Reemergindo “Manhã Submersa”: Em nome da Serra

Escrito por Thierry Santos

“A meio caminho, fica a Guarda, aquela cidade formada de “casas soturnas”, “indiferente” a tudo, onde paira um silêncio de morte, mas vista “com simpatia”. Movendo-se entre a gare onde “fatos pretos” se cruzam e a paragem da camioneta na “praça da Sé”, António jantará numa pensão ao pé do quartel, comprará artigos religiosos na Loja Azul e palmilhará a mata, sempre na companhia do bom amigo, Gama, também ele um seminarista contrafeito.”

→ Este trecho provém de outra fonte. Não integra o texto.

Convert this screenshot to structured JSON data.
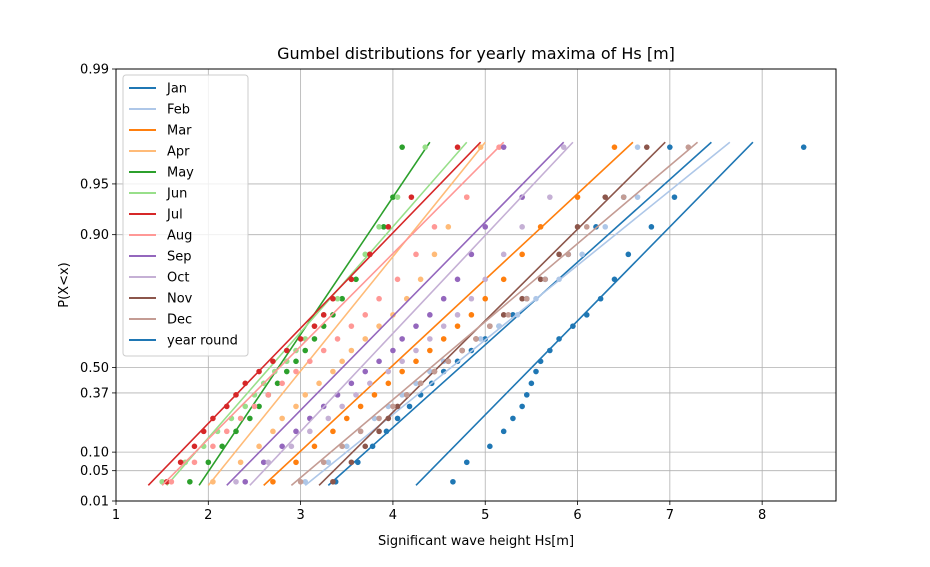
{
  "chart_data": {
    "type": "scatter",
    "title": "Gumbel distributions for yearly maxima of Hs [m]",
    "xlabel": "Significant wave height Hs[m]",
    "ylabel": "P(X<x)",
    "xlim": [
      1,
      8.8
    ],
    "x_ticks": [
      1,
      2,
      3,
      4,
      5,
      6,
      7,
      8
    ],
    "y_scale": "gumbel",
    "y_ticks": [
      0.01,
      0.05,
      0.1,
      0.37,
      0.5,
      0.9,
      0.95,
      0.99
    ],
    "y_tick_labels": [
      "0.01",
      "0.05",
      "0.10",
      "0.37",
      "0.50",
      "0.90",
      "0.95",
      "0.99"
    ],
    "grid": true,
    "legend_position": "top-left",
    "p_range": [
      0.025,
      0.972
    ],
    "series": [
      {
        "name": "Jan",
        "color": "#1f77b4",
        "line": [
          [
            3.3,
            0.025
          ],
          [
            7.45,
            0.972
          ]
        ],
        "points": [
          [
            3.38,
            0.03
          ],
          [
            3.62,
            0.07
          ],
          [
            3.78,
            0.12
          ],
          [
            3.93,
            0.18
          ],
          [
            4.05,
            0.24
          ],
          [
            4.18,
            0.3
          ],
          [
            4.3,
            0.36
          ],
          [
            4.42,
            0.42
          ],
          [
            4.55,
            0.48
          ],
          [
            4.7,
            0.53
          ],
          [
            4.85,
            0.58
          ],
          [
            5.0,
            0.63
          ],
          [
            5.15,
            0.68
          ],
          [
            5.3,
            0.72
          ],
          [
            5.45,
            0.77
          ],
          [
            5.65,
            0.82
          ],
          [
            5.9,
            0.87
          ],
          [
            6.2,
            0.91
          ],
          [
            6.5,
            0.94
          ],
          [
            7.0,
            0.97
          ]
        ]
      },
      {
        "name": "Feb",
        "color": "#aec7e8",
        "line": [
          [
            3.05,
            0.025
          ],
          [
            7.65,
            0.972
          ]
        ],
        "points": [
          [
            3.05,
            0.03
          ],
          [
            3.3,
            0.07
          ],
          [
            3.5,
            0.12
          ],
          [
            3.65,
            0.18
          ],
          [
            3.8,
            0.24
          ],
          [
            3.95,
            0.3
          ],
          [
            4.1,
            0.36
          ],
          [
            4.25,
            0.42
          ],
          [
            4.4,
            0.48
          ],
          [
            4.55,
            0.53
          ],
          [
            4.75,
            0.58
          ],
          [
            4.95,
            0.63
          ],
          [
            5.15,
            0.68
          ],
          [
            5.35,
            0.72
          ],
          [
            5.55,
            0.77
          ],
          [
            5.8,
            0.82
          ],
          [
            6.05,
            0.87
          ],
          [
            6.3,
            0.91
          ],
          [
            6.65,
            0.94
          ],
          [
            6.65,
            0.97
          ]
        ]
      },
      {
        "name": "Mar",
        "color": "#ff7f0e",
        "line": [
          [
            2.6,
            0.025
          ],
          [
            6.6,
            0.972
          ]
        ],
        "points": [
          [
            2.7,
            0.03
          ],
          [
            2.95,
            0.07
          ],
          [
            3.15,
            0.12
          ],
          [
            3.35,
            0.18
          ],
          [
            3.5,
            0.24
          ],
          [
            3.65,
            0.3
          ],
          [
            3.8,
            0.36
          ],
          [
            3.95,
            0.42
          ],
          [
            4.1,
            0.48
          ],
          [
            4.25,
            0.53
          ],
          [
            4.4,
            0.58
          ],
          [
            4.55,
            0.63
          ],
          [
            4.7,
            0.68
          ],
          [
            4.85,
            0.72
          ],
          [
            5.0,
            0.77
          ],
          [
            5.2,
            0.82
          ],
          [
            5.4,
            0.87
          ],
          [
            5.6,
            0.91
          ],
          [
            6.0,
            0.94
          ],
          [
            6.4,
            0.97
          ]
        ]
      },
      {
        "name": "Apr",
        "color": "#ffbb78",
        "line": [
          [
            2.0,
            0.025
          ],
          [
            5.0,
            0.972
          ]
        ],
        "points": [
          [
            2.05,
            0.03
          ],
          [
            2.35,
            0.07
          ],
          [
            2.55,
            0.12
          ],
          [
            2.7,
            0.18
          ],
          [
            2.8,
            0.24
          ],
          [
            2.95,
            0.3
          ],
          [
            3.05,
            0.36
          ],
          [
            3.2,
            0.42
          ],
          [
            3.35,
            0.48
          ],
          [
            3.45,
            0.53
          ],
          [
            3.55,
            0.58
          ],
          [
            3.7,
            0.63
          ],
          [
            3.85,
            0.68
          ],
          [
            4.0,
            0.72
          ],
          [
            4.15,
            0.77
          ],
          [
            4.3,
            0.82
          ],
          [
            4.45,
            0.87
          ],
          [
            4.6,
            0.91
          ],
          [
            4.8,
            0.94
          ],
          [
            4.95,
            0.97
          ]
        ]
      },
      {
        "name": "May",
        "color": "#2ca02c",
        "line": [
          [
            1.9,
            0.025
          ],
          [
            4.4,
            0.972
          ]
        ],
        "points": [
          [
            1.8,
            0.03
          ],
          [
            2.0,
            0.07
          ],
          [
            2.15,
            0.12
          ],
          [
            2.3,
            0.18
          ],
          [
            2.45,
            0.24
          ],
          [
            2.55,
            0.3
          ],
          [
            2.65,
            0.36
          ],
          [
            2.75,
            0.42
          ],
          [
            2.85,
            0.48
          ],
          [
            2.95,
            0.53
          ],
          [
            3.05,
            0.58
          ],
          [
            3.15,
            0.63
          ],
          [
            3.25,
            0.68
          ],
          [
            3.35,
            0.72
          ],
          [
            3.45,
            0.77
          ],
          [
            3.6,
            0.82
          ],
          [
            3.75,
            0.87
          ],
          [
            3.9,
            0.91
          ],
          [
            4.0,
            0.94
          ],
          [
            4.1,
            0.97
          ]
        ]
      },
      {
        "name": "Jun",
        "color": "#98df8a",
        "line": [
          [
            1.55,
            0.025
          ],
          [
            4.8,
            0.972
          ]
        ],
        "points": [
          [
            1.5,
            0.03
          ],
          [
            1.75,
            0.07
          ],
          [
            1.95,
            0.12
          ],
          [
            2.1,
            0.18
          ],
          [
            2.25,
            0.24
          ],
          [
            2.4,
            0.3
          ],
          [
            2.5,
            0.36
          ],
          [
            2.6,
            0.42
          ],
          [
            2.72,
            0.48
          ],
          [
            2.85,
            0.53
          ],
          [
            2.95,
            0.58
          ],
          [
            3.05,
            0.63
          ],
          [
            3.15,
            0.68
          ],
          [
            3.25,
            0.72
          ],
          [
            3.4,
            0.77
          ],
          [
            3.55,
            0.82
          ],
          [
            3.7,
            0.87
          ],
          [
            3.85,
            0.91
          ],
          [
            4.05,
            0.94
          ],
          [
            4.35,
            0.97
          ]
        ]
      },
      {
        "name": "Jul",
        "color": "#d62728",
        "line": [
          [
            1.35,
            0.025
          ],
          [
            4.95,
            0.972
          ]
        ],
        "points": [
          [
            1.55,
            0.03
          ],
          [
            1.7,
            0.07
          ],
          [
            1.85,
            0.12
          ],
          [
            1.95,
            0.18
          ],
          [
            2.05,
            0.24
          ],
          [
            2.2,
            0.3
          ],
          [
            2.3,
            0.36
          ],
          [
            2.4,
            0.42
          ],
          [
            2.55,
            0.48
          ],
          [
            2.7,
            0.53
          ],
          [
            2.85,
            0.58
          ],
          [
            3.0,
            0.63
          ],
          [
            3.15,
            0.68
          ],
          [
            3.25,
            0.72
          ],
          [
            3.35,
            0.77
          ],
          [
            3.55,
            0.82
          ],
          [
            3.75,
            0.87
          ],
          [
            3.95,
            0.91
          ],
          [
            4.2,
            0.94
          ],
          [
            4.7,
            0.97
          ]
        ]
      },
      {
        "name": "Aug",
        "color": "#ff9896",
        "line": [
          [
            1.5,
            0.025
          ],
          [
            5.2,
            0.972
          ]
        ],
        "points": [
          [
            1.6,
            0.03
          ],
          [
            1.85,
            0.07
          ],
          [
            2.05,
            0.12
          ],
          [
            2.2,
            0.18
          ],
          [
            2.35,
            0.24
          ],
          [
            2.5,
            0.3
          ],
          [
            2.65,
            0.36
          ],
          [
            2.8,
            0.42
          ],
          [
            2.95,
            0.48
          ],
          [
            3.1,
            0.53
          ],
          [
            3.25,
            0.58
          ],
          [
            3.4,
            0.63
          ],
          [
            3.55,
            0.68
          ],
          [
            3.7,
            0.72
          ],
          [
            3.85,
            0.77
          ],
          [
            4.05,
            0.82
          ],
          [
            4.25,
            0.87
          ],
          [
            4.45,
            0.91
          ],
          [
            4.8,
            0.94
          ],
          [
            5.15,
            0.97
          ]
        ]
      },
      {
        "name": "Sep",
        "color": "#9467bd",
        "line": [
          [
            2.2,
            0.025
          ],
          [
            5.85,
            0.972
          ]
        ],
        "points": [
          [
            2.4,
            0.03
          ],
          [
            2.6,
            0.07
          ],
          [
            2.8,
            0.12
          ],
          [
            2.95,
            0.18
          ],
          [
            3.1,
            0.24
          ],
          [
            3.25,
            0.3
          ],
          [
            3.4,
            0.36
          ],
          [
            3.55,
            0.42
          ],
          [
            3.7,
            0.48
          ],
          [
            3.85,
            0.53
          ],
          [
            4.0,
            0.58
          ],
          [
            4.1,
            0.63
          ],
          [
            4.25,
            0.68
          ],
          [
            4.4,
            0.72
          ],
          [
            4.55,
            0.77
          ],
          [
            4.7,
            0.82
          ],
          [
            4.85,
            0.87
          ],
          [
            5.0,
            0.91
          ],
          [
            5.4,
            0.94
          ],
          [
            5.2,
            0.97
          ]
        ]
      },
      {
        "name": "Oct",
        "color": "#c5b0d5",
        "line": [
          [
            2.45,
            0.025
          ],
          [
            5.95,
            0.972
          ]
        ],
        "points": [
          [
            2.3,
            0.03
          ],
          [
            2.65,
            0.07
          ],
          [
            2.9,
            0.12
          ],
          [
            3.1,
            0.18
          ],
          [
            3.3,
            0.24
          ],
          [
            3.45,
            0.3
          ],
          [
            3.6,
            0.36
          ],
          [
            3.75,
            0.42
          ],
          [
            3.95,
            0.48
          ],
          [
            4.1,
            0.53
          ],
          [
            4.25,
            0.58
          ],
          [
            4.4,
            0.63
          ],
          [
            4.55,
            0.68
          ],
          [
            4.7,
            0.72
          ],
          [
            4.85,
            0.77
          ],
          [
            5.0,
            0.82
          ],
          [
            5.2,
            0.87
          ],
          [
            5.4,
            0.91
          ],
          [
            5.7,
            0.94
          ],
          [
            5.85,
            0.97
          ]
        ]
      },
      {
        "name": "Nov",
        "color": "#8c564b",
        "line": [
          [
            3.2,
            0.025
          ],
          [
            6.95,
            0.972
          ]
        ],
        "points": [
          [
            3.35,
            0.03
          ],
          [
            3.55,
            0.07
          ],
          [
            3.7,
            0.12
          ],
          [
            3.85,
            0.18
          ],
          [
            3.95,
            0.24
          ],
          [
            4.05,
            0.3
          ],
          [
            4.15,
            0.36
          ],
          [
            4.3,
            0.42
          ],
          [
            4.45,
            0.48
          ],
          [
            4.6,
            0.53
          ],
          [
            4.75,
            0.58
          ],
          [
            4.9,
            0.63
          ],
          [
            5.05,
            0.68
          ],
          [
            5.2,
            0.72
          ],
          [
            5.4,
            0.77
          ],
          [
            5.6,
            0.82
          ],
          [
            5.8,
            0.87
          ],
          [
            6.0,
            0.91
          ],
          [
            6.3,
            0.94
          ],
          [
            6.75,
            0.97
          ]
        ]
      },
      {
        "name": "Dec",
        "color": "#c49c94",
        "line": [
          [
            2.9,
            0.025
          ],
          [
            7.3,
            0.972
          ]
        ],
        "points": [
          [
            3.0,
            0.03
          ],
          [
            3.25,
            0.07
          ],
          [
            3.45,
            0.12
          ],
          [
            3.65,
            0.18
          ],
          [
            3.85,
            0.24
          ],
          [
            4.0,
            0.3
          ],
          [
            4.15,
            0.36
          ],
          [
            4.3,
            0.42
          ],
          [
            4.45,
            0.48
          ],
          [
            4.6,
            0.53
          ],
          [
            4.75,
            0.58
          ],
          [
            4.9,
            0.63
          ],
          [
            5.05,
            0.68
          ],
          [
            5.25,
            0.72
          ],
          [
            5.45,
            0.77
          ],
          [
            5.65,
            0.82
          ],
          [
            5.9,
            0.87
          ],
          [
            6.1,
            0.91
          ],
          [
            6.5,
            0.94
          ],
          [
            7.2,
            0.97
          ]
        ]
      },
      {
        "name": "year round",
        "color": "#1f77b4",
        "line": [
          [
            4.25,
            0.025
          ],
          [
            7.9,
            0.972
          ]
        ],
        "points": [
          [
            4.65,
            0.03
          ],
          [
            4.8,
            0.07
          ],
          [
            5.05,
            0.12
          ],
          [
            5.2,
            0.18
          ],
          [
            5.3,
            0.24
          ],
          [
            5.4,
            0.3
          ],
          [
            5.45,
            0.36
          ],
          [
            5.5,
            0.42
          ],
          [
            5.55,
            0.48
          ],
          [
            5.6,
            0.53
          ],
          [
            5.7,
            0.58
          ],
          [
            5.8,
            0.63
          ],
          [
            5.95,
            0.68
          ],
          [
            6.1,
            0.72
          ],
          [
            6.25,
            0.77
          ],
          [
            6.4,
            0.82
          ],
          [
            6.55,
            0.87
          ],
          [
            6.8,
            0.91
          ],
          [
            7.05,
            0.94
          ],
          [
            8.45,
            0.97
          ]
        ]
      }
    ]
  }
}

Vindo a lume em 1954, o romance “Manhã submersa” recria o ponto de vista de um jovem aldeão, António Lopes, filho de uma família desabonada, sobre as suas vivências num seminário do Portugal profundo. A narração é assegurada pela voz do adulto em que se tornou, com bagagem intelectual, visão crítica e enunciação lírica. Esse jovem tem muito da biografia do próprio autor, Virgílio Ferreira, transcendida pelo discurso literário.
A aldeia de que o protagonista é oriundo localiza-se no sopé da serra da Estrela. O rapazinho, por vontade de uma beata rica, D. Estefânia, apostada em ser a promotora de um “futuro ministro de Deus”, é desenraizado socialmente da família, deslocado para sempre do seu ambiente normal e desterrado para um seminário, o então colégio interno dos pobres. No vai e vem entre a terra natal, Castanheira (Melo), lugar da infância perdida, e o seminário, esse universo concentracionário, sito na Torre Branca (Fundão), as viagens configuram-se como uma experiência de camaradagem, numa permanente luta entre o “eu” e o mundo circundante. Na sua luta íntima contra o despertar dos sentidos, o recalcamento de desejos e a negação de si mesmo, joga-se o destino do rapaz.

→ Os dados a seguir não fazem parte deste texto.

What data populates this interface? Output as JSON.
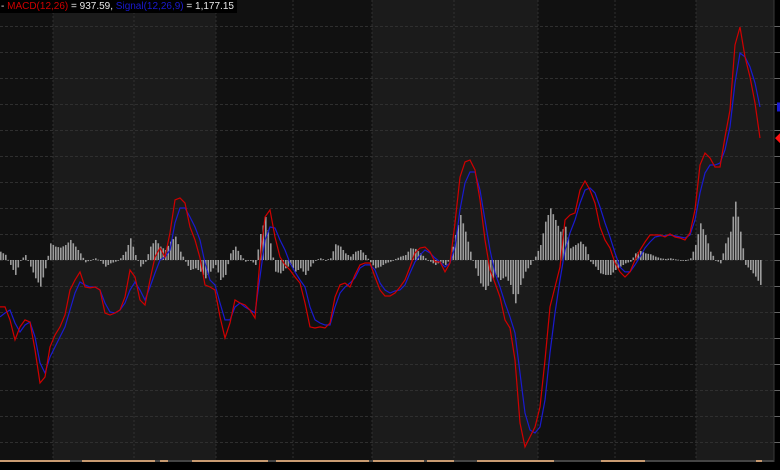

A meio caminho, fica a Guarda, aquela cidade formada de “casas soturnas”, “indiferente” a tudo, onde paira um silêncio de morte, mas vista “com simpatia”. Movendo-se entre a gare onde “fatos pretos” se cruzam e a paragem da camioneta na “praça da Sé”, António jantará numa pensão ao pé do quartel, comprará artigos religiosos na Loja Azul e palmilhará a mata, sempre na companhia do bom amigo, Gama, também ele um seminarista contrafeito.

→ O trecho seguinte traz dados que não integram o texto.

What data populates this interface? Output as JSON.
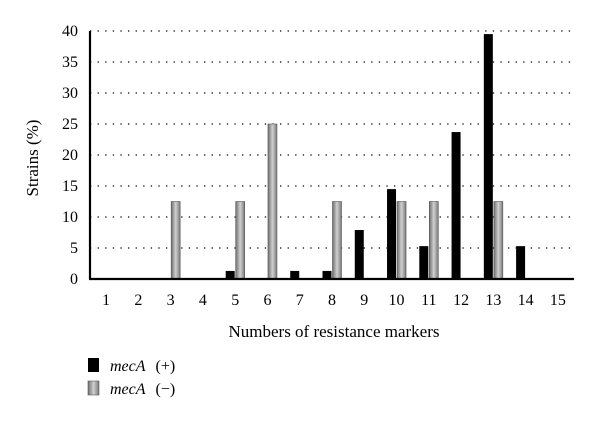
{
  "chart_data": {
    "type": "bar",
    "title": "",
    "xlabel": "Numbers of resistance markers",
    "ylabel": "Strains (%)",
    "ylim": [
      0,
      40
    ],
    "yticks": [
      "0",
      "5",
      "10",
      "15",
      "20",
      "25",
      "30",
      "35",
      "40"
    ],
    "categories": [
      "1",
      "2",
      "3",
      "4",
      "5",
      "6",
      "7",
      "8",
      "9",
      "10",
      "11",
      "12",
      "13",
      "14",
      "15"
    ],
    "grid": "horizontal dotted",
    "legend_position": "bottom-left",
    "series": [
      {
        "name_italic": "mecA",
        "name_suffix": "(+)",
        "color": "#000000",
        "values": [
          0,
          0,
          0,
          0,
          1.3,
          0,
          1.3,
          1.3,
          7.9,
          14.5,
          5.3,
          23.7,
          39.5,
          5.3,
          0
        ]
      },
      {
        "name_italic": "mecA",
        "name_suffix": "(−)",
        "color": "#9a9a9a",
        "values": [
          0,
          0,
          12.5,
          0,
          12.5,
          25,
          0,
          12.5,
          0,
          12.5,
          12.5,
          0,
          12.5,
          0,
          0
        ]
      }
    ]
  }
}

Além do percurso iniciático de António no seminário até à sua saída, o romance apresenta nas entrelinhas o contexto sociopolítico desse sertão português na viragem dos anos 30 do século XX. Sob o signo da violência psicológica e física, vive-se numa sociedade obsoleta, a anunciar o Estado Novo. O Interior perfila-se como um mundo parado no tempo, fechado num feudo conservador. Nele, predomina uma ambiência de facciosidade, frustração e boçalidade. Nele, carrega-se o sentimento de abandono e o estigma da interioridade. É nessa geografia que bandoleiros ganharam fama.
Se os espaços de clausura em que António evolui quase sempre são determinantes na construção da sua identidade, as austeras paisagens da Estrela e da Gardunha não deixam de lhe alimentar a memória indagadora e angustiada. Fora os raros dias azuis como alegrias breves, a montanha, a flutuar entre a realidade e o imaginário, surge transfigurada pela morrinha, o turbilhão de um vento gelado, as manhãs brancas de nevoeiro, o céu negro e a geada. O sentimento que se desprende da natureza envolvente constitui, simbolicamente, a paisagem interior de António.
Romance de aprendizagem, em que se desdobra a problemática do rapaz, a voz do texto perspetiva o absurdo da sua existência e encena a revolta que foi crescendo nele por recusar a sua frágil condição. Tal como em “L’Homme révolté”, de Camus, o narrador personagem não quer mudar o mundo, apenas a vida. Ao cortar com o passado por via de uma mutilação, António prefere a incerteza do seu devir a ser condenado a um papel que outros pretendiam impor-lhe. Nesse sentido, o acesso ao controlo da sua relação com o mundo irá assinalar a sua passagem para a idade adulta.
No final, acompanhando a família, António vai para Lisboa reinventar-se e renascer no amor que sente por aquela jovem desconhecida que não é senão a irmã do saudoso Gaudêncio, o outro bom amigo falecido no seminário, vítima de um surto epidémico.
Já será possível um indivíduo reinventar-se no Interior?